Modular Programming, which is closely related to Object Oriented Programming, attempts to make things simpler by breaking down code into simple black boxes.   You basically design your code in blocks which accept input what you have and return output what you want so you can never worry about how you got there ever again.

So, how do I use this fabulous programming methodology?

To some extent, BYOND’s object oriented environment makes it natural to use some modular programing.  Many of the basic data types you are provided, such as mobs, turfs, areas, and objects, are (by default) highly modular.

The trouble arises in that we’ll tend to screw this up out of laziness.  I start making these objects run processes that require constant interaction between eachother’s variables, and in doing so, I pretty much glued them together.  They’re no longer modular and separate, but rather attached in such a way that if I try to draw one away, something crashes.

Here’s a tip I found that help to preserve the modularity:

Use Interfaces On The Root Object

“Interfaces” is the term used to describe a procedure within an object that is used to interact with the contents of that object.  It seems harmless enough to directly reference a variable on another object, but then certain conditions manifest where direct manipulation of that variable is a really bad idea, and stuff starts breaking.  Thus, creating an interface on the object that is used for all references to that variable is a good idea.

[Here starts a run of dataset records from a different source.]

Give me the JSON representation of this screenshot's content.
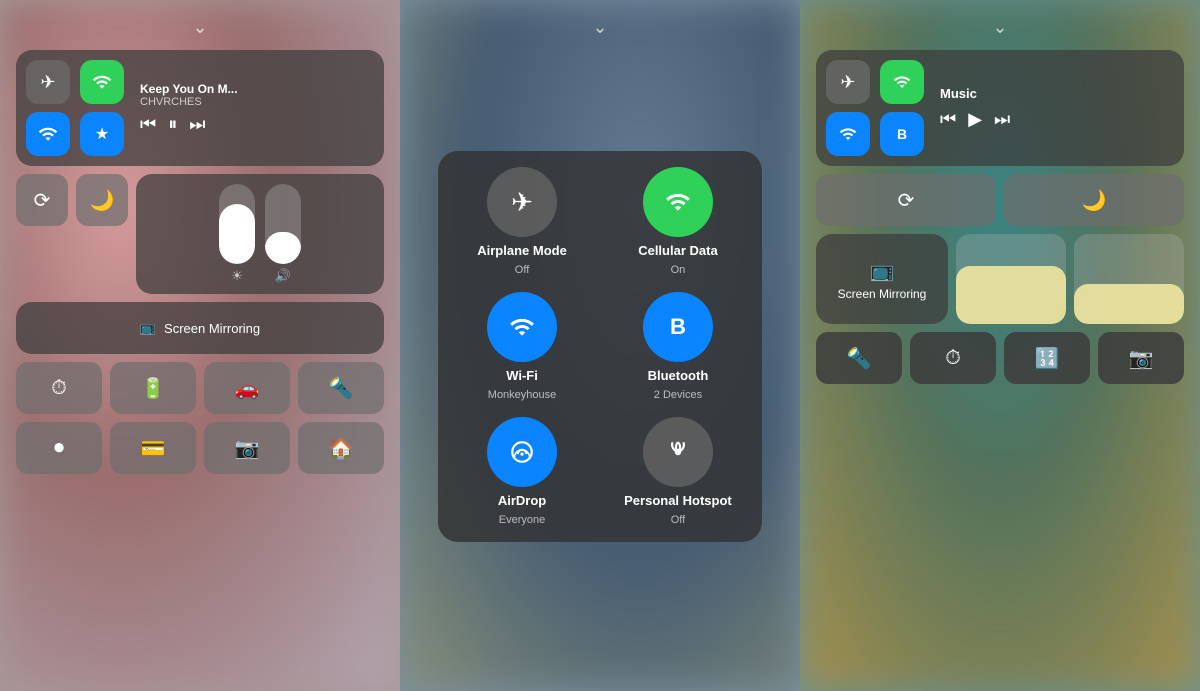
{
  "panel1": {
    "chevron": "chevron.down",
    "music": {
      "title": "Keep You On M...",
      "artist": "CHVRCHES"
    },
    "airplane_mode": {
      "state": "off"
    },
    "wifi": {
      "state": "on"
    },
    "bluetooth": {
      "state": "on"
    },
    "cellular": {
      "state": "on"
    },
    "screen_mirror": "Screen Mirroring",
    "buttons_row4": [
      "timer",
      "battery",
      "carplay",
      "flashlight"
    ],
    "buttons_row5": [
      "record",
      "wallet",
      "camera",
      "home"
    ]
  },
  "panel2": {
    "chevron": "chevron.down",
    "items": [
      {
        "id": "airplane",
        "label": "Airplane Mode",
        "sub": "Off",
        "state": "gray"
      },
      {
        "id": "cellular",
        "label": "Cellular Data",
        "sub": "On",
        "state": "green"
      },
      {
        "id": "wifi",
        "label": "Wi-Fi",
        "sub": "Monkeyhouse",
        "state": "blue"
      },
      {
        "id": "bluetooth",
        "label": "Bluetooth",
        "sub": "2 Devices",
        "state": "blue"
      },
      {
        "id": "airdrop",
        "label": "AirDrop",
        "sub": "Everyone",
        "state": "blue"
      },
      {
        "id": "hotspot",
        "label": "Personal Hotspot",
        "sub": "Off",
        "state": "gray"
      }
    ]
  },
  "panel3": {
    "chevron": "chevron.down",
    "music_title": "Music",
    "screen_mirror": "Screen Mirroring",
    "buttons_row4": [
      "flashlight",
      "timer",
      "calculator",
      "camera"
    ]
  }
}
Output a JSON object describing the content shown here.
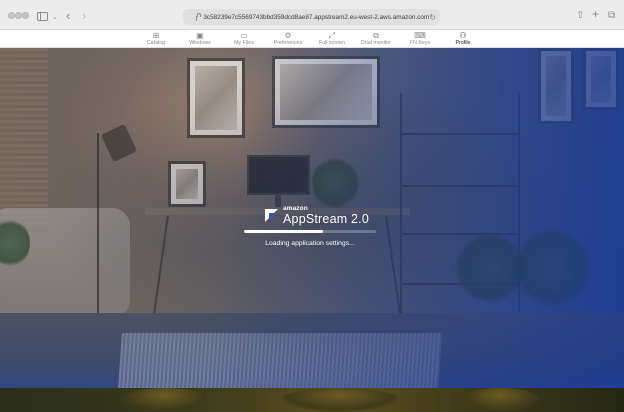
{
  "browser": {
    "url": "3c58239e7c5569743bbd359dcd8ae87.appstream2.eu-west-2.aws.amazon.com"
  },
  "toolbar": {
    "items": [
      {
        "label": "Catalog",
        "icon": "catalog-icon",
        "glyph": "⊞",
        "active": false
      },
      {
        "label": "Windows",
        "icon": "windows-icon",
        "glyph": "▣",
        "active": false
      },
      {
        "label": "My Files",
        "icon": "folder-icon",
        "glyph": "▭",
        "active": false
      },
      {
        "label": "Preferences",
        "icon": "gear-icon",
        "glyph": "⚙",
        "active": false
      },
      {
        "label": "Full screen",
        "icon": "fullscreen-icon",
        "glyph": "⤢",
        "active": false
      },
      {
        "label": "Dual monitor",
        "icon": "dual-monitor-icon",
        "glyph": "⧉",
        "active": false
      },
      {
        "label": "FN Keys",
        "icon": "fn-keys-icon",
        "glyph": "⌨",
        "active": false
      },
      {
        "label": "Profile",
        "icon": "profile-icon",
        "glyph": "⚇",
        "active": true
      }
    ]
  },
  "loader": {
    "brand_prefix": "amazon",
    "brand_name": "AppStream 2.0",
    "progress": 0.6,
    "status": "Loading application settings..."
  },
  "colors": {
    "accent": "#3a56a3",
    "progress_track": "#8a93ad",
    "progress_fill": "#ffffff"
  }
}
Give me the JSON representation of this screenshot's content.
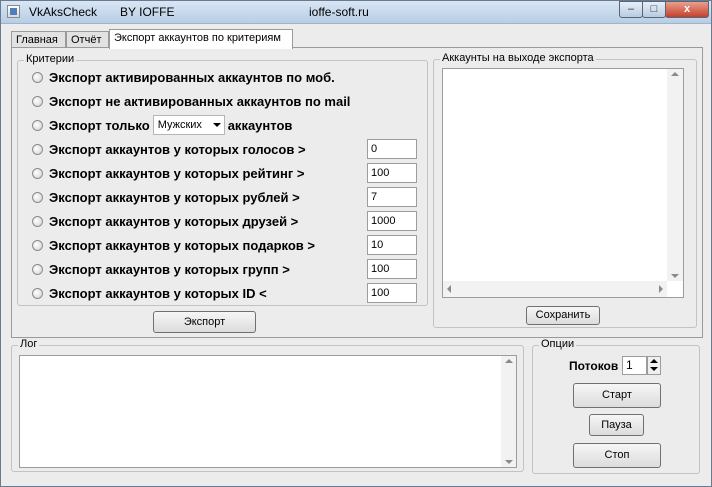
{
  "titlebar": {
    "app_name": "VkAksCheck",
    "author": "BY IOFFE",
    "site": "ioffe-soft.ru",
    "minimize_glyph": "–",
    "maximize_glyph": "□",
    "close_glyph": "x"
  },
  "tabs": [
    "Главная",
    "Отчёт",
    "Экспорт аккаунтов по критериям"
  ],
  "criteria": {
    "legend": "Критерии",
    "options": [
      {
        "label": "Экспорт активированных аккаунтов по моб."
      },
      {
        "label": "Экспорт не активированных аккаунтов по mail"
      },
      {
        "label_before": "Экспорт только",
        "combo_value": "Мужских",
        "label_after": "аккаунтов"
      },
      {
        "label": "Экспорт аккаунтов у которых голосов >",
        "value": "0"
      },
      {
        "label": "Экспорт аккаунтов у которых рейтинг >",
        "value": "100"
      },
      {
        "label": "Экспорт аккаунтов у которых рублей >",
        "value": "7"
      },
      {
        "label": "Экспорт аккаунтов у которых друзей >",
        "value": "1000"
      },
      {
        "label": "Экспорт аккаунтов у которых подарков >",
        "value": "10"
      },
      {
        "label": "Экспорт аккаунтов у которых групп >",
        "value": "100"
      },
      {
        "label": "Экспорт аккаунтов у которых  ID <",
        "value": "100"
      }
    ],
    "export_button": "Экспорт"
  },
  "output": {
    "legend": "Аккаунты на выходе экспорта",
    "save_button": "Сохранить"
  },
  "log": {
    "legend": "Лог"
  },
  "options": {
    "legend": "Опции",
    "threads_label": "Потоков",
    "threads_value": "1",
    "start_button": "Старт",
    "pause_button": "Пауза",
    "stop_button": "Стоп"
  }
}
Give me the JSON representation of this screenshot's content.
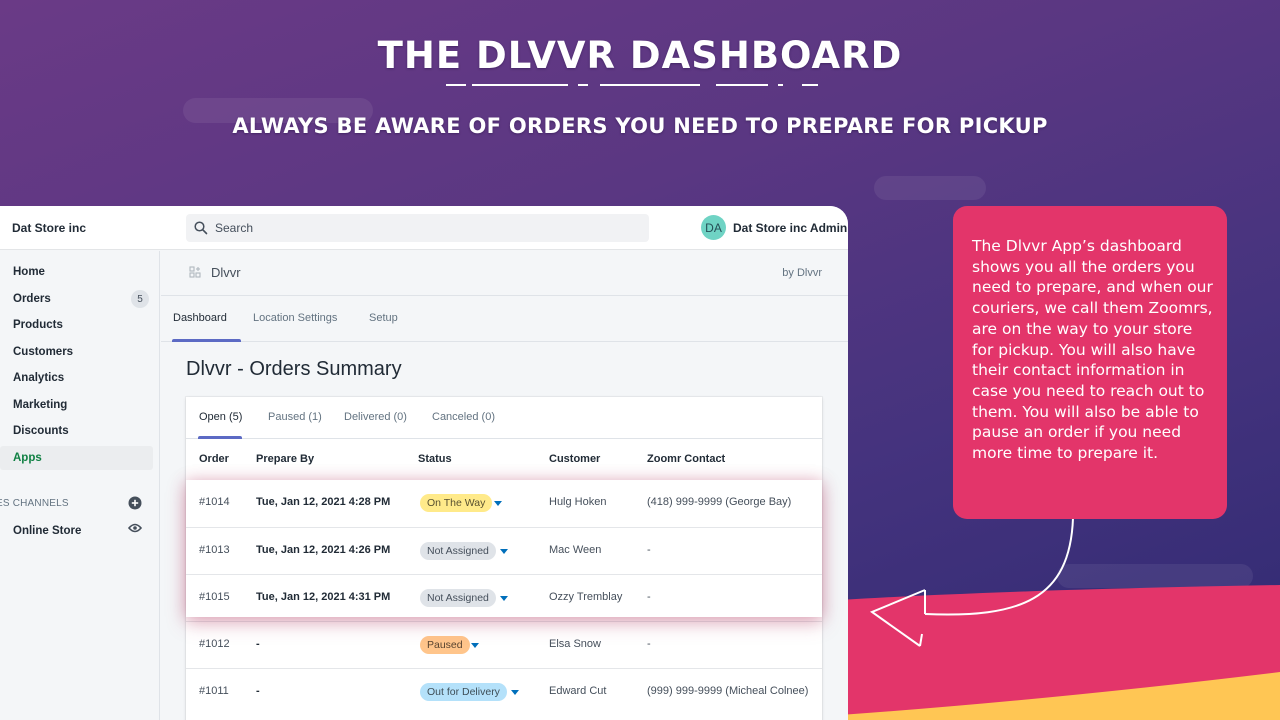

One example I see this coming up a lot is when I see that I’m type casting something in order to make it work.  I might be doing something like this in order to assign gold to a player.

if (istype(thisMob,/mob/player))
   var/tmp/mob/player/thisPlayer = thisMob
   thisPlayer.gold = 15

A better method is to go into the actual mob object and define something like this:

   switch (type)
      if (/mob/player)
         // Run whatever checks are necessary to make sure assigning gold
         // is okay.  
         var/tmp/mob/player/thisPlayer = src
         thisPlayer.gold += newGold
         world << "Invalid gold assignment to type [type]"

Now, I don’t even need to worry about if I’m assigning it to the proper kind of object or if the right variables exist on that object or if conditions exist where assigning it to that object is inappropriate. The interface handles that for me.

The real benefit of modular programming is not just in convenience, however. Well-made modular code is able to accomplish a lot more with much less effort. Several-hundred line behemoths are cut down to a fraction of their size, much easier to understand at a glance, and much easier to understand fundamentals to improve. What’s more, modular code is ready to be re-used in later projects.

Don’t worry if modular programming seems far outside of something you can comfortably do. With regular practice through coding, the mind naturally builds the ability to understand the how and why of modular programming. If anything, this entry helps to foster awareness of these practices so you end up doing this sooner rather than later.